Well now, folks, that fine, fine moment finally arrived this past week. After all the finding and grinding, all the packing and pressing, the time finally came for testing this year’s first batch of hard cider.
It’s no small thing making hard cider the way I make it. Randa and I gathered up several hundred pounds of apples. Jay and Leah and Kevin spent a few hours helping grind them up. We sorted out the twenty-something gallons and shared some with friends and relatives. About twelve gallons went into the fourteen-gallon fermenting vat that I bought several years ago just for such occasions. I hauled that vat of super-fresh, undefiled and unadulterated juice all the way from nearly Nebraska to nearly Oklahoma.
Apparently cider yeast enjoy agitation and unseasonably warm weather nearly as much as a busload of social activists after a power plant explosion.
Usually, it takes several days of aerobic phase fermentation to get the cider ready for the second phase. That’s when you screw the lid down good and tight and put the special water valve in place that lets carbon dioxide escape and keeps oxygen from getting in. You see, my friend, oxygen is the enemy and you want to keep it away from the cider. The inverted tiny plastic cup in the water valve rocks and tilts and releases the carbon dioxide from inside the container and keeps oxygen from going the other way. Early on, that little booger is practically dancing. As things slow down it might only gurgle once in ten minutes or so. Eventually, it’ll quit but you want to bottle the cider before things get to that point.
Trouble was in this case, things were already at the point. The unusual warmth (and maybe the two-hundred-and-fifty miles of agitation) had so encouraged the little fellows that they had just really outdone themselves. They were done. I tried adding sugar and different yeast and finally went ahead and hand-bottled the whole batch. I stacked the nine half-gallon growlers and the three crates of bottles in the utility room and hoped for the best.
I popped a top on a sample bottle last week and was very pleased to see some carbonation. A half-inch of fizz formed at the top of the glass as I poured the cider. “Ah, good,” I thought, “maybe this is going to turn out okay after all.” Then I lifted the glass up to my face.
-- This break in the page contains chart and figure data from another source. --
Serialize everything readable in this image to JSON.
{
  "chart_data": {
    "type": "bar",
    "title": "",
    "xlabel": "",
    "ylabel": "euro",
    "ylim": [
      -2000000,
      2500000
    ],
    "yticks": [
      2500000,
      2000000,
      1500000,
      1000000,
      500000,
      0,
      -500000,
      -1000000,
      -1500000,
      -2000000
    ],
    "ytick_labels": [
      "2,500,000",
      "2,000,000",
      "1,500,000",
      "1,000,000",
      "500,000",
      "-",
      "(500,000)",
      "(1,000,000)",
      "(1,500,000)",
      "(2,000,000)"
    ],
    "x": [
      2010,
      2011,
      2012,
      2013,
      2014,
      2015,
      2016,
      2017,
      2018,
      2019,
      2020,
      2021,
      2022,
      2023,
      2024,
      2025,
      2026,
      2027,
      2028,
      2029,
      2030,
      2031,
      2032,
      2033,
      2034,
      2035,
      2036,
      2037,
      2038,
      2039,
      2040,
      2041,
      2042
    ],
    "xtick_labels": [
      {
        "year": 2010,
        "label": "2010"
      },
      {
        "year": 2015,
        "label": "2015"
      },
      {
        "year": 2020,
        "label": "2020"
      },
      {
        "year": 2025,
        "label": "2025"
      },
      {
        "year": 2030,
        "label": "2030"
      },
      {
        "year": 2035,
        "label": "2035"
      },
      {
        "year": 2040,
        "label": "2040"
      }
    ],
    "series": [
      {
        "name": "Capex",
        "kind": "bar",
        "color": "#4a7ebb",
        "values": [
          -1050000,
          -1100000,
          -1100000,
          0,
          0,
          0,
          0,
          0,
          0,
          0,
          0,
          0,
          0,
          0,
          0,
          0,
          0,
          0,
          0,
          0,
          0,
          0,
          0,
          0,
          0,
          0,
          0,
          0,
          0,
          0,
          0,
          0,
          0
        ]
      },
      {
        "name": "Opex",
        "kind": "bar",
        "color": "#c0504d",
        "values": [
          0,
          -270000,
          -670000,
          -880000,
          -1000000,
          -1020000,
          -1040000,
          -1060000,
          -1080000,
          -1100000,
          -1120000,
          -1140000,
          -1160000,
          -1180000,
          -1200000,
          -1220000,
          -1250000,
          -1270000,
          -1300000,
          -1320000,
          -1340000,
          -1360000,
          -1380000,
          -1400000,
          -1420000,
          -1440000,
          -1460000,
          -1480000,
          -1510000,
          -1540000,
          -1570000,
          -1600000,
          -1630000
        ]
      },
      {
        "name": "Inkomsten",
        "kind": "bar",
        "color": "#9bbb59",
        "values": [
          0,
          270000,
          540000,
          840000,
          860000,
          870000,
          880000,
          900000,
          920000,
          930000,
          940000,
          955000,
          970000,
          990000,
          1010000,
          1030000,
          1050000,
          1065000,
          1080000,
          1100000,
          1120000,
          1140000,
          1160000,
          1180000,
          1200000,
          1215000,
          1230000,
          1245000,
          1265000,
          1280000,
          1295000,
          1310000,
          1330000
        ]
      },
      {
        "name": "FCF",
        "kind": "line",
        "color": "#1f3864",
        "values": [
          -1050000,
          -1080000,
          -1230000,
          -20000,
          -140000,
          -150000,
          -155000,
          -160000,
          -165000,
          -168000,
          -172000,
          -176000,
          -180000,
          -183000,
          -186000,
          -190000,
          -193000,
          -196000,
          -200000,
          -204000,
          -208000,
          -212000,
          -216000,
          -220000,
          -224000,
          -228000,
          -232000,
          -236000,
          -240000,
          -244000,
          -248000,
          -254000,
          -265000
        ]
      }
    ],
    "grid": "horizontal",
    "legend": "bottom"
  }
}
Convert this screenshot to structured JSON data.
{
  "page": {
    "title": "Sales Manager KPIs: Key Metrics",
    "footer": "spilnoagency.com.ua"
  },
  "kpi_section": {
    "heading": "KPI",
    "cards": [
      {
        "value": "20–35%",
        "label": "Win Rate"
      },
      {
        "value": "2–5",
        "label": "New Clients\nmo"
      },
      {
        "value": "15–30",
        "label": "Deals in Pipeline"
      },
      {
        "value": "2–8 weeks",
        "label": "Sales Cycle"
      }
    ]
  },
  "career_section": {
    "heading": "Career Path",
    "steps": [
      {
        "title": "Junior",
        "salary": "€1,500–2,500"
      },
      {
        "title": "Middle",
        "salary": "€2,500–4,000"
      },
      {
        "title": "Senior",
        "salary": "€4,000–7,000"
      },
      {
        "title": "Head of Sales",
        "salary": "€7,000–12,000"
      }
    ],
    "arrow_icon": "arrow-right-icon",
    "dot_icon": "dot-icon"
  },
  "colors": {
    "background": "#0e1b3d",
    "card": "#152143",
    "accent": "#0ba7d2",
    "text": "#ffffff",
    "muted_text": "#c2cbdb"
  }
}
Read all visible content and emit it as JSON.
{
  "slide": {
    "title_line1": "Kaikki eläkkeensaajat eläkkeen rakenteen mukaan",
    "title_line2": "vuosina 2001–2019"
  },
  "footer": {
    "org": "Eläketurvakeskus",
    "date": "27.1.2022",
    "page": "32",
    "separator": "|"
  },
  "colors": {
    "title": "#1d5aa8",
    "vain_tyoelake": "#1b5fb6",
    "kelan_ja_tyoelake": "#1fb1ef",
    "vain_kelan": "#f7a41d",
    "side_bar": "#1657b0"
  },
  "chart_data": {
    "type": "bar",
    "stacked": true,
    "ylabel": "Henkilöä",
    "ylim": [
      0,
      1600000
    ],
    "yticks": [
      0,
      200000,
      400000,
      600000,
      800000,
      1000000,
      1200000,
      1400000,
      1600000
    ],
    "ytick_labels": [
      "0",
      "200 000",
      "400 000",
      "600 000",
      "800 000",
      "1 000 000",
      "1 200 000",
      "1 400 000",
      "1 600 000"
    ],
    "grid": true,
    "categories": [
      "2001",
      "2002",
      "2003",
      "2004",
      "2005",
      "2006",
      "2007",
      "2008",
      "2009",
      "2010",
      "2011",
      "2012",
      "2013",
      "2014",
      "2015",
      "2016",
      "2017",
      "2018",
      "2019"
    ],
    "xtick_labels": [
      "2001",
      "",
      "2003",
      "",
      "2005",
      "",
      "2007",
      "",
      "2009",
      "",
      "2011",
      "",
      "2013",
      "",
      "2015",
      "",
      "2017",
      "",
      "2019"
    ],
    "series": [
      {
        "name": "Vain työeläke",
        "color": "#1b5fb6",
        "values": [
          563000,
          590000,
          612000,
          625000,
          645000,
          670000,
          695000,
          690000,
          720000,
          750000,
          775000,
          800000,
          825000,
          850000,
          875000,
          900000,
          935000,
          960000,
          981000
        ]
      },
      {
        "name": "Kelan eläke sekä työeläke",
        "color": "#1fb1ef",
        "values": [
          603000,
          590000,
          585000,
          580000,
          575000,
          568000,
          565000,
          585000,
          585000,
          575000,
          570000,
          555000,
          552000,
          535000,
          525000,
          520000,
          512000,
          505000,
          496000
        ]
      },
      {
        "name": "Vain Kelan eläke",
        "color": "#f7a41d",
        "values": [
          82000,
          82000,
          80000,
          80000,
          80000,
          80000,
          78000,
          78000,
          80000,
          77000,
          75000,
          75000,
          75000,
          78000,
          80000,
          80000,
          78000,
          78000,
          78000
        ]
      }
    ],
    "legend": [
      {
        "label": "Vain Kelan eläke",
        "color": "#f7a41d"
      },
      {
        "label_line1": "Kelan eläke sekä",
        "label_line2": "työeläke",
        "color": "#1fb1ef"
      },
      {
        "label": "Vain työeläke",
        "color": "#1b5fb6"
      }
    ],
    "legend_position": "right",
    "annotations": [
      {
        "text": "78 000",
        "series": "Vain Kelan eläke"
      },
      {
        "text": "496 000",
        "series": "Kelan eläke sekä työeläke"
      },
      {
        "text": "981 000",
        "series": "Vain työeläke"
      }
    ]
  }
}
My hopes took a mighty hard hit at that point. The bouquet was somewhere between nasty dishrag and low-grade disinfectant. It didn’t smell like something had died but it was proper sick for sure. The flavor, actually, was considerably better than the aroma. Definitely sour and definitely disappointing but tolerable. Assuming the cider is very cold, the day is very hot and the consumer is very thirsty.
Sometimes in spite of our very hard work and everything else we have put into something, things just don’t work out the way we had hoped and planned. Sometimes they stop a bit short and sometimes they turn out about as opposite as possible. It’s disappointing, yes, and sometimes it’s heartbreaking. But it’s nearly always survivable and even thrivable if we take the lessons learned and turn them into better choices on the next go-round.
So… I’m looking forward to next season and looking for some folks who like the taste of pale ale accompanied by the smell of vinegar. If I don’t find them, I’m thinking this stuff might work as weed-killer or concrete-etcher. Just not ready to pour it all down the drain just yet.